Предсвяточное событие Белокаменной - смерть Захарьина. Когда я увидел это неожиданное известие в "Московских ведомостях", я, право, не поверил своим глазам и даже протер их:

- Как же это? Захарьин, сам Захарьин - и вдруг умер?!

Захарьина у чужого смертного одра все привыкли воображать себе, но Захарьина на его собственном смертном одре всякому представить дико.

Старинное качество Москвы: она очень быстро охладевает к памяти своих знаменитых покойников и забывает их, но, в первых взрывах надгробного рыдания, она - неутомимая и самоотверженная плакальщица. Памятуя похороны Алексеева, Аксакова, Каткова, Рубинштейна, я ждал и теперь сильного, всемосковского, так сказать, энтузиазма печали. Помните, как в "Антонии и Клеопатре" возвещают смерть Антония, и весть эта встречает недоверие: "Не может быть! Если бы Антоний умер, то полсвета потряслось бы на своих устоях, и Африка сбросила бы с лица своего всех львов своих". Захарьин - для Москвы - был фигурою огромного значения. Однако и его смерть не вызвала трясения в устоях света, и по поводу его смерти львы не только в Африке, но даже и на воротах Английского клуба на Тверской не были обеспокоены. Прямо удивляться приходилось, с каким равнодушием приняли москвичи сообщение, что не стало их врача-фауматурга - несомненно, одного из самых солидных китов, на которых держался всероссийский интерес к современной Москве.
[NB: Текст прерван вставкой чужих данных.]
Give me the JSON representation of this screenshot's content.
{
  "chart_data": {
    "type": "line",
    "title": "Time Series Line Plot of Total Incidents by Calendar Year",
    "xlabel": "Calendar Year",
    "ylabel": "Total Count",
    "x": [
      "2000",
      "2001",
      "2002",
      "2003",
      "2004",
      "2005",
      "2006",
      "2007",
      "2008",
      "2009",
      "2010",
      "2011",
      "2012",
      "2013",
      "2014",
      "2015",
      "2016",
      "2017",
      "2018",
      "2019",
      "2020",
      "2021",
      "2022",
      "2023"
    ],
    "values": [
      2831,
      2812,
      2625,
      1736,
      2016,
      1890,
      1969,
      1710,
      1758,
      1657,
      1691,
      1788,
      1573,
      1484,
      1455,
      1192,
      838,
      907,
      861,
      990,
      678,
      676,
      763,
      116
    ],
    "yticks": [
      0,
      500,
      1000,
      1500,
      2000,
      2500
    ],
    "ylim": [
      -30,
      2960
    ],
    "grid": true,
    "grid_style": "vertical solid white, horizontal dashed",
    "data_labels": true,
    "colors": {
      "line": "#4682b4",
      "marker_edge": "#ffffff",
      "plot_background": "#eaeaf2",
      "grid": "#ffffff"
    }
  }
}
Газетные некрологи Захарьина вышли сухи и формальны, кроме "Московских ведомостей". Они, поминая покойника весьма теплыми и прочувствованными строками, заключили свою статью многознаменательным советом в пространство - оставить вражду к Захарьину у открытой его могилы. Газета говорит о клеветах на покойного, об огорчениях, отравлявших ему жизнь "после 1894 года". Я думаю, что не во вражде и не в клеветах дело, а просто в том, что - при всей своей, до баснословия возвышавшейся, знаменитости, - Захарьин был крайне "не популярен" в русском обществе. Если оно не всполошилось при слухе о своей внезапной потере, то объяснения надо искать не во вражде и клеветах, а именно в этой непопулярности великого врача, какую он сам себе сковывал всю свою жизнь, изо дня в день, последовательно, без масок и уступок - скорее, наоборот, дразня своим образом действий и вызывая против себя общественное мнение.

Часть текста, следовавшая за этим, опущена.